Monday, May 25, 2015

A Greek Exit May Be the Lesser of Two Evils

One of my favorite financial commentators, Professor John Cochrane of Chicago Booth pooh-poohs talk about a Greek exit from the euro, saying essentially that we are used to sovereign defaults and this issue is separate and distinct from a decision by Greece to exit the euro.  He writes,
"Greece no more needs to leave the euro zone than it needs to leave the meter zone and recalibrate all its rulers, or than it needs to leave the UTC+2 zone and reset all its clocks to Athens time. When large companies default, they do not need to leave the dollar zone. When cities and even US states default they do not need to leave the dollar zone. A common currency means that sovereigns default just like large financial companies."
But, unlike the U.S. dollar which gained wide acceptance after the detailed architecture of the United States of America had been put in place and operating, the euro was created as a common currency without a political union in place, so I would argue that John's comment misses an essential political difference. Finance, more often than not, turns on politics, which is logical since markets are themselves social constructs in which the rulers of the nation-state have an intense interest.
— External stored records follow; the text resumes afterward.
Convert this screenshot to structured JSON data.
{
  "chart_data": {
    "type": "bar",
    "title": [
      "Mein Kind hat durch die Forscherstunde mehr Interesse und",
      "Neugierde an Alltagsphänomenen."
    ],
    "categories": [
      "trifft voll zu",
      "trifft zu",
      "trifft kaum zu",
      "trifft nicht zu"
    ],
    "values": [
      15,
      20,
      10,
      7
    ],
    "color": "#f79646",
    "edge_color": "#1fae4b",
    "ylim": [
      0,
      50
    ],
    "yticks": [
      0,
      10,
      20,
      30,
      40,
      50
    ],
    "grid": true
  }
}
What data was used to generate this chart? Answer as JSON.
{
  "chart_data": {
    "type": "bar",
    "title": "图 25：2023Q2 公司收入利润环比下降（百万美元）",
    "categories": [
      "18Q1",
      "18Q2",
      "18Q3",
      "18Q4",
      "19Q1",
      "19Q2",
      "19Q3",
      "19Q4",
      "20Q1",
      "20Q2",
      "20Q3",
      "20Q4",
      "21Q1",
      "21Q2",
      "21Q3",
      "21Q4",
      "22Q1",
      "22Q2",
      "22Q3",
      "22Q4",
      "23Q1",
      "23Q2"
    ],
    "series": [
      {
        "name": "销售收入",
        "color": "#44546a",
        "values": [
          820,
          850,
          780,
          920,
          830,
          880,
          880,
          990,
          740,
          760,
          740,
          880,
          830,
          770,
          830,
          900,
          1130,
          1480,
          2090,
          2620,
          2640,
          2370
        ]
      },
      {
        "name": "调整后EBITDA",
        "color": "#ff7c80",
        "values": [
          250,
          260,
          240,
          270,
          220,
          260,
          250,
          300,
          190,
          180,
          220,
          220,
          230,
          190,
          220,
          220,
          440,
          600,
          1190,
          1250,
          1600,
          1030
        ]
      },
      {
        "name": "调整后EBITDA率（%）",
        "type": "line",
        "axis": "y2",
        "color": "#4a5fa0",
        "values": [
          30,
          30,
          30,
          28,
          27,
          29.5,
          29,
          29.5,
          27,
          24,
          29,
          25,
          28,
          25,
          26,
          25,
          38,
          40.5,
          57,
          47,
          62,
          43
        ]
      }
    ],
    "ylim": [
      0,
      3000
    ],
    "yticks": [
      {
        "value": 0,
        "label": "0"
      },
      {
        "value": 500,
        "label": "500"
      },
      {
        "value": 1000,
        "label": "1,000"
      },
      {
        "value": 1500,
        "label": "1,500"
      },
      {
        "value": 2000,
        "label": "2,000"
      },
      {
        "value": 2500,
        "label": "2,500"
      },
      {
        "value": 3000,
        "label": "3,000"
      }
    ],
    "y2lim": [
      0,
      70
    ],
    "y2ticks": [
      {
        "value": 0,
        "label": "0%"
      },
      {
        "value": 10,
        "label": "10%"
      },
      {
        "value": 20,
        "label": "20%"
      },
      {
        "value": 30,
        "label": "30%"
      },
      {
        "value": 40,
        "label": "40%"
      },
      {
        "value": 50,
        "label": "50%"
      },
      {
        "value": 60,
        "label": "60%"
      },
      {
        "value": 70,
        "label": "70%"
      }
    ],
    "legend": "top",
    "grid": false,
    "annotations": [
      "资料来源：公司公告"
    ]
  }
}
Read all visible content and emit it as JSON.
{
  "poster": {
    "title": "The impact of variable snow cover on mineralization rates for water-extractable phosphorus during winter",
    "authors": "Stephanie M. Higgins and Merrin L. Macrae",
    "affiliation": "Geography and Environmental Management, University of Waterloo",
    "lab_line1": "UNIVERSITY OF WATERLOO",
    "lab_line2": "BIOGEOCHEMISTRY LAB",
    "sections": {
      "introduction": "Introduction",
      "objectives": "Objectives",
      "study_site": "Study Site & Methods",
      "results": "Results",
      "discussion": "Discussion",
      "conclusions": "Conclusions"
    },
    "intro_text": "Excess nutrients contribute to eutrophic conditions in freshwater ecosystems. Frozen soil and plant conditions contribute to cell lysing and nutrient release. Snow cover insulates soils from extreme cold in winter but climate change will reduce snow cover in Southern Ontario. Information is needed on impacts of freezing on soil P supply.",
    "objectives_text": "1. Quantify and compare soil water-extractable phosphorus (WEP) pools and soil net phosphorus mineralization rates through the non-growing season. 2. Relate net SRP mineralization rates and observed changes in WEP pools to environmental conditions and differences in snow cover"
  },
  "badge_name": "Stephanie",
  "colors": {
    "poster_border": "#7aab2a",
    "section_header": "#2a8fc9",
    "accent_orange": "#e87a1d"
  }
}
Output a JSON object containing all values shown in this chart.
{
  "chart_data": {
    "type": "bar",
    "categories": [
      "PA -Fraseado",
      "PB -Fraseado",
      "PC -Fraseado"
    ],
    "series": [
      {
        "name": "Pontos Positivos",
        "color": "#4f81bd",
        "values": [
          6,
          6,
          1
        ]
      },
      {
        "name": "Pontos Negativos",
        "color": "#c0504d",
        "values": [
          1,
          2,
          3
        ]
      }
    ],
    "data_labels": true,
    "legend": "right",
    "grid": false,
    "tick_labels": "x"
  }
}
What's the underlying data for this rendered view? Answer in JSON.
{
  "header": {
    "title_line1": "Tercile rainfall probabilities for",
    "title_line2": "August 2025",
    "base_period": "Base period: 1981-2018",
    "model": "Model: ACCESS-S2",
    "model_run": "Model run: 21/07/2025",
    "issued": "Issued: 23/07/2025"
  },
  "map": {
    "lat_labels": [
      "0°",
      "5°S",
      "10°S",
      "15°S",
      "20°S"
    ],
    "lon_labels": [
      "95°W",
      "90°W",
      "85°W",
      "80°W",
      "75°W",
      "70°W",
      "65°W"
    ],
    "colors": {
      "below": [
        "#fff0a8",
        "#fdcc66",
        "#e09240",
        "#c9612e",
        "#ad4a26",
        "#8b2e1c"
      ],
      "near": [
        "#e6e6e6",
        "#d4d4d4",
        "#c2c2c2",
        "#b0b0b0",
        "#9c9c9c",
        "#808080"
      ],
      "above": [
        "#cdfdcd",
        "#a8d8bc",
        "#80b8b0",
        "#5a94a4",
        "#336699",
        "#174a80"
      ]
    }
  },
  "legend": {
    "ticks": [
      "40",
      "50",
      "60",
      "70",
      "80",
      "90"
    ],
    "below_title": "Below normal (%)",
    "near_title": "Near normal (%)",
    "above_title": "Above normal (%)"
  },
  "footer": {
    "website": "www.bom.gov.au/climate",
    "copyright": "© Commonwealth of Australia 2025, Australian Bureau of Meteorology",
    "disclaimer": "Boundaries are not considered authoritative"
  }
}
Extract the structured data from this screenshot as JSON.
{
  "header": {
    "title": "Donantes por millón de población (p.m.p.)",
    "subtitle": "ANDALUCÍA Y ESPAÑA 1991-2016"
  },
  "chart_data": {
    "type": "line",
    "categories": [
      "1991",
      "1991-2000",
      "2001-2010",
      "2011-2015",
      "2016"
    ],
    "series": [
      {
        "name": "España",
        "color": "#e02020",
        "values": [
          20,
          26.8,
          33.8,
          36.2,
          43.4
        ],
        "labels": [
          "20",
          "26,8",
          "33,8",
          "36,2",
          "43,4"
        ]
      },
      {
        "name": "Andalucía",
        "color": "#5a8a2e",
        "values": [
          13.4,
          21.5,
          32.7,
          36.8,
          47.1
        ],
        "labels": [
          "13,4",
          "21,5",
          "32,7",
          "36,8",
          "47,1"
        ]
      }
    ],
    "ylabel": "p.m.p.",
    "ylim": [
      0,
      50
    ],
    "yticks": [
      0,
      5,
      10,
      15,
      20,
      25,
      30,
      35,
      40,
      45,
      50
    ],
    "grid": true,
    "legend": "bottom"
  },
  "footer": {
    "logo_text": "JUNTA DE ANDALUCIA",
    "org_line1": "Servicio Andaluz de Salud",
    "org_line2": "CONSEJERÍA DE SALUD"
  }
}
Going back to 2011, we wrote, "...a paralyzed Europe has to come to terms with the failure of the notion of their common currency union."  

In 2012, we wrote, "Meanwhile, the economic and social  costs of the adjustment to the weaker EU members will be genuinely painful."

I can't believe that it's taken four years for the financial press to wake up to the realities as opposed to covering EU press conferences. The Greek government played chicken with Germany, and Greece blinked. Cash was found, debt repayments were made, but they were made with prior loaned amounts found laying around, lent by the IMF/ECB. This was a cruel joke, and the charade continues, but at what cost?

Greece is a sovereign state, and it should have the freedom to make its own foolish economic decisions and to run itself into the ground, if there is no domestic political will.  Instead, its economy is chronically mismanaged, but more so than Italy or France?  And, though its electorate expressed revulsion at the euro scenario by bringing in a reform party, the people's will continues not to be carried out because of the eurozone's fiscal and economic reform requirements.  Sooner or later, this lack of political freedom is a genuine cost of belonging to the euro zone.  

The contagion issue is a technical red herring, in my opinion.  Policy pundits have argued about this before, to no real conclusion or benefit.  Greece needs to confront its own economic and social mismanagement and deal with monetary issues through its own elected representative government.  If Greece were to reissue the drachma, try to prohibit capital flight, and the drachma rose to 500 drachma/euro, then a rather painful adjustment process would begin and a new equilibrium found. But this process might be less destructive to the Greek polity than the slow bloodletting under the ECB/IMF/ESM, Whatever path chosen, it would be chosen by the Greek voters, without outside pressures, other than by market price signals. 

Greece would also being doing a favor for the rest of Europe by exposing the economic fraud which is the EU, that shouldn't have allowed most of the periphery to join the eurozone had it enforced its own rules.